New fish-tracking program comes to Candlewood
DANBURY — Two grass carp flopped in a net as Todd Bobowick carried them from a tank on the back of his truck to the town boat launch, where he released them into Candlewood Lake on Wednesday morning.
Several trips and 10 minutes later, a dozen carp 12 to 14 inches long, each trailing a thin metal antenna, had joined the 3,800 sterile grass carp stocked in the lake last summer in an effort to combat the spread of the invasive Eurasian watermilfoil.
By early afternoon, about 50 new fish had been released at four sites around the lake. But unlike their predecessors, these carp will be tracked using radio transmitters with unique frequencies in the first program of its kind in Connecticut.
Each carp has had a transmitter surgically inserted into its abdominal cavity, along with an antenna several inches long coming out of its side. Bobowick, a fish veterinarian, along with representatives from the state and Candlewood Lake Authority, implanted the transmitters on Saturday at his hatchery, Rowledge Pond Aquaculture.
Each fish transmits a signal that can be detected up to 400 yards away using special equipment mounted in a boat. Scientists will track each fish to see how it moves through the 5,000-acre lake and what factors might contribute to these movements, including proximity to its favored food, the Eurasian watermilfoil.
“The academic goal is to better understand their behavior in relation to a food source,” said Candlewood Lake Authority Executive Director Larry Marsicano.
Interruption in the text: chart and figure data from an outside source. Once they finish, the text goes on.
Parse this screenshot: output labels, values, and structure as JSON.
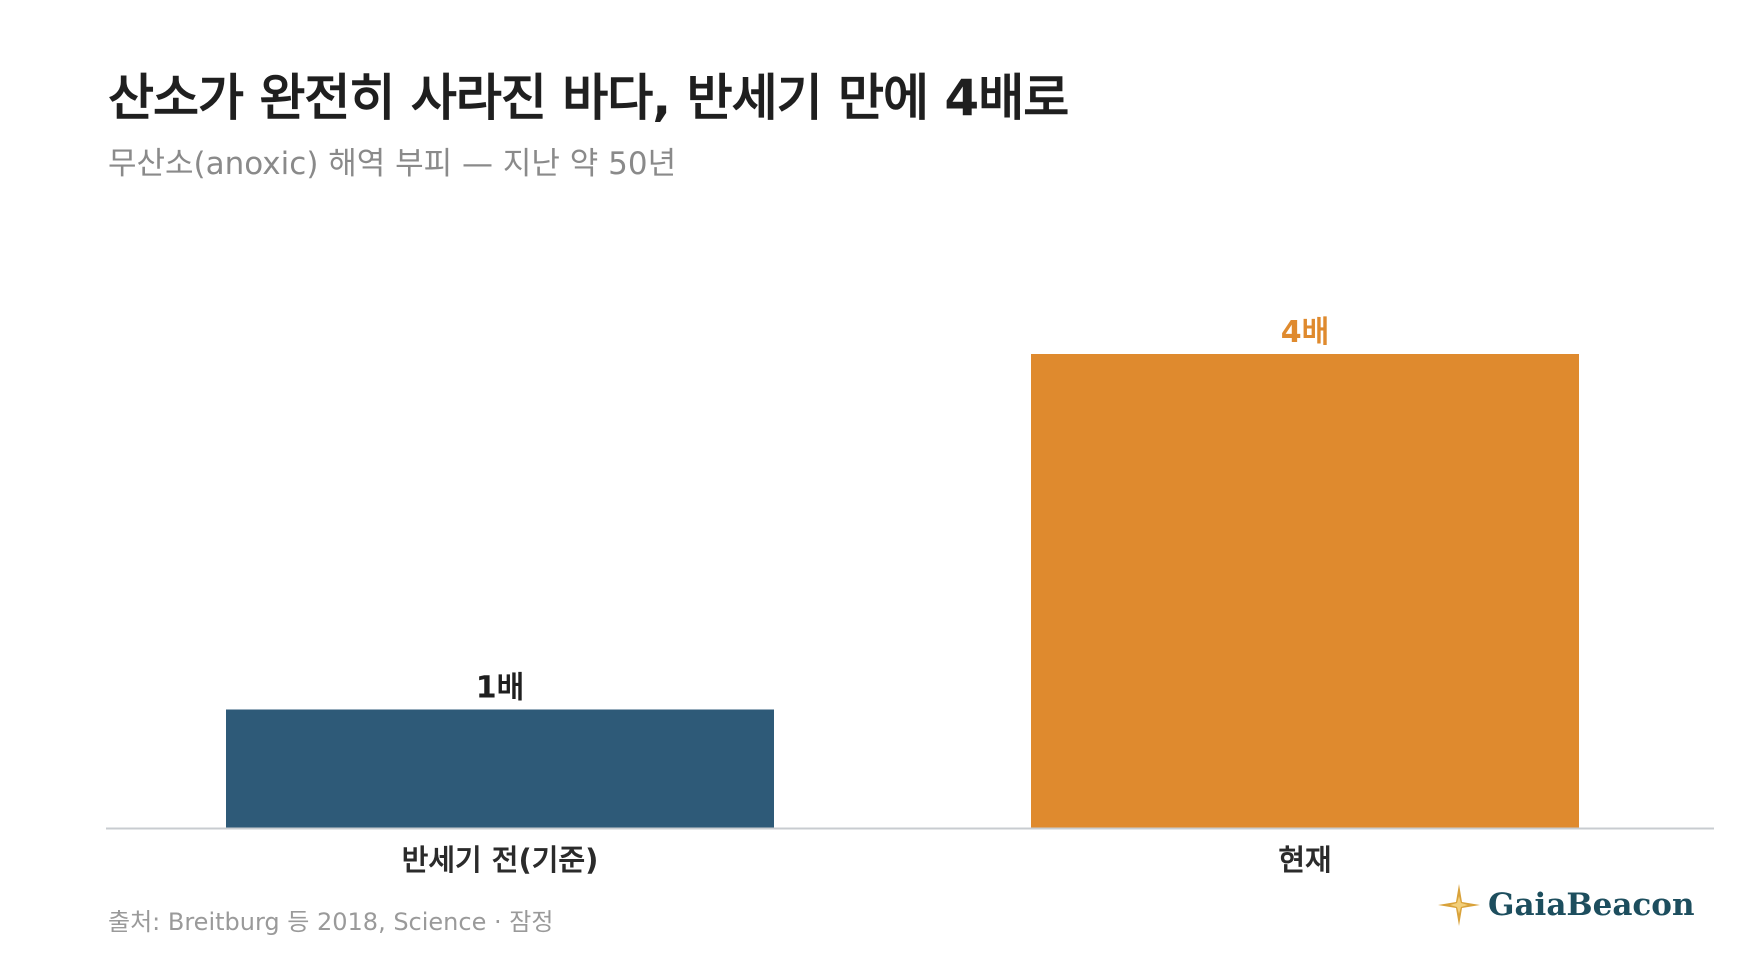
{
  "header": {
    "title": "산소가 완전히 사라진 바다, 반세기 만에 4배로",
    "subtitle": "무산소(anoxic) 해역 부피 — 지난 약 50년"
  },
  "chart_data": {
    "type": "bar",
    "categories": [
      "반세기 전(기준)",
      "현재"
    ],
    "values": [
      1,
      4
    ],
    "value_labels": [
      "1배",
      "4배"
    ],
    "bar_colors": [
      "#2e5a78",
      "#df8a2e"
    ],
    "value_label_colors": [
      "#1f1f1f",
      "#df8a2e"
    ],
    "ylim": [
      0,
      4
    ],
    "grid": false,
    "legend": "none"
  },
  "footer": {
    "source": "출처: Breitburg 등 2018, Science · 잠정",
    "brand": "GaiaBeacon",
    "brand_icon": "compass-star-icon",
    "brand_icon_color": "#d9a23a"
  }
}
He said this will help the authority better distribute the fish when they add more in coming years to improve the fish-to-milfoil ratio.
Last summer, the authority decided not to release the carp in sections of the lake bordering New Milford, for fear the fish would escape through the power company conduit that feeds into the Housatonic River. If tracking research shows the carp don’t travel too widely, Marsicano said, the authority might stock the area in the future.
Theodora Pinou, a biology professor at Western Connecticut State University, and some of her students will track the fish a few times a week throughout the summer.
“We don’t know a lot about these animals, so I’m interested to see their behavior,” she said.
Pinou is looking forward to comparing their observations of the sterile carp to the carp that are naturally present in the lake, as well as conducting other research on the species.
“It’s good for the students to be involved in a hands-on project instead of a theoretical project,” Pinou said. “I’m a lifelong learner, so it’s always exciting to be on the front of something that’s new and different.”
Adding the fish with the trackers is the next phase of the project paid for with a $50,000 matching grant the authority received from the state in 2014. The Goldring Family Foundation also donated money for the carp.
“The state’s been very supportive,” Marsicano said. “They’re very interested in this work.”
The new carp could also help raise some money for the authority. People will be able to name a particular carp and follow its progress for $100.
The authority hopes to post maps of where the fish migrate on its website.
“It’s certainly unique for us, and it’s the first tracking program in the state,” said Mark Howarth, the authority’s public education director. “It’s just a good way to raise awareness about what we’re doing and a lot of fun. A lot of residents were excited about the stocking last year.”